Director Colette Peters told The Associated Press the episode that happened Sunday at the Federal Correctional Institution in Tucson, Arizona, was a “terrifying incident to have had happened.”

The inmate pulled out the gun, pointed it at the visitor’s head and pulled the trigger, officials said. But the weapon malfunctioned, and no one was injured. The Bureau of Prisons said the weapon had been concealed inside the prison. Officials said the inmate was restrained after the incident and the firearm was seized.

It marked a stunning security lapse and breach of protocol in the largest correctional system in the nation, raising questions about the security practices in place at the agency responsible for more than 150,000 federal inmates.

Federal officials have launched an investigation into the incident. Authorities are still trying to gather details on precisely what happened and working to determine how the inmate was able to obtain a gun in prison.

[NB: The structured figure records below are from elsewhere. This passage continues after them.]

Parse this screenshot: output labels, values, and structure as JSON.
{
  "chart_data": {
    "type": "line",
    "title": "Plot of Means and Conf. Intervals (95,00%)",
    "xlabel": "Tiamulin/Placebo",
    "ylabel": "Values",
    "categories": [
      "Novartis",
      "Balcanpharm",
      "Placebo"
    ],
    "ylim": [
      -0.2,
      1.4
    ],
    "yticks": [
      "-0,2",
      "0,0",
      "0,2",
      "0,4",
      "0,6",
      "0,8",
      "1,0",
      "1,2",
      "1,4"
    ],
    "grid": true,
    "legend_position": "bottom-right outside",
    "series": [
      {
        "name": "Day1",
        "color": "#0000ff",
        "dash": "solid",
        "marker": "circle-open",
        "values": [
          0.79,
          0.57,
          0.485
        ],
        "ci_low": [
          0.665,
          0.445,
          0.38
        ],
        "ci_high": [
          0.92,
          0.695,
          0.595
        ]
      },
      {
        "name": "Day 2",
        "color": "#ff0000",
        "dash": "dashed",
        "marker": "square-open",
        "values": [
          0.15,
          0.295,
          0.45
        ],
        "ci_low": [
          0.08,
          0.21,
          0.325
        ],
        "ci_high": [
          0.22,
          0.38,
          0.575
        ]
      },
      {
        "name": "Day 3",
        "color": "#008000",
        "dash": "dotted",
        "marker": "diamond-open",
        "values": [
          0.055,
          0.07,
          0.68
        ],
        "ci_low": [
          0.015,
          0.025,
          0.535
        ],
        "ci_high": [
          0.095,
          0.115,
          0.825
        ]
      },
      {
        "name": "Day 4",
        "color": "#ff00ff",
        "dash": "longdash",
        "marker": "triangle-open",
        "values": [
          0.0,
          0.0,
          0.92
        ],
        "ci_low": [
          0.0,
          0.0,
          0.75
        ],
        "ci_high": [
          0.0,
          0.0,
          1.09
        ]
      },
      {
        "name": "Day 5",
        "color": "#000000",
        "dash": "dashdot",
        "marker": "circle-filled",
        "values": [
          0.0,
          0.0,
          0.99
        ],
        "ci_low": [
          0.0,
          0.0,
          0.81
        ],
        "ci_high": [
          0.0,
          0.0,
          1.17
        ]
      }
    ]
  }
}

Sunday’s incident happened at a minimum-security federal prison camp — most of which don’t even have fences and house inmates the Bureau of Prisons considers to be the lowest security risk. Federal prison camps were originally designed with low security to make operations easier and to allow inmates tasked with performing work at the prison, like landscaping and maintenance, to avoid repeatedly checking in and out of a main prison facility. But the lax security opened a gateway for contraband, such as drugs, cellphones and weapons.

“The safety and security of all of our institutions is our top priority, including our camps. And so, what a terrifying incident to have had happened. I am so glad it didn’t have the negative outcome that it could have had given the situation,” Peters told the AP.

“We look forward to assessing security protocols at our camps and see if we have changes that we need to make,” she said.

The Bureau of Prisons, which has faced myriad crises in recent years, has also struggled to stem the flow on contraband. In 2020, investigators found a loaded gun that had been smuggled into the Metropolitan Correctional Center -- the federal jail where Jeffrey Epstein killed himself. The weapon was found after a weeklong lockdown that led to a criminal probe into misconduct by correctional officers.

An ongoing AP investigation has uncovered deep, previously unreported flaws within the agency, including significant abuse, neglect and leadership missteps. Peters was brought on this summer after the agency’s former director resigned in the wake of AP’s reporting on the agency.

Peters has vowed to bring new transparency to an agency that has long been a haven of secrecy and coverups.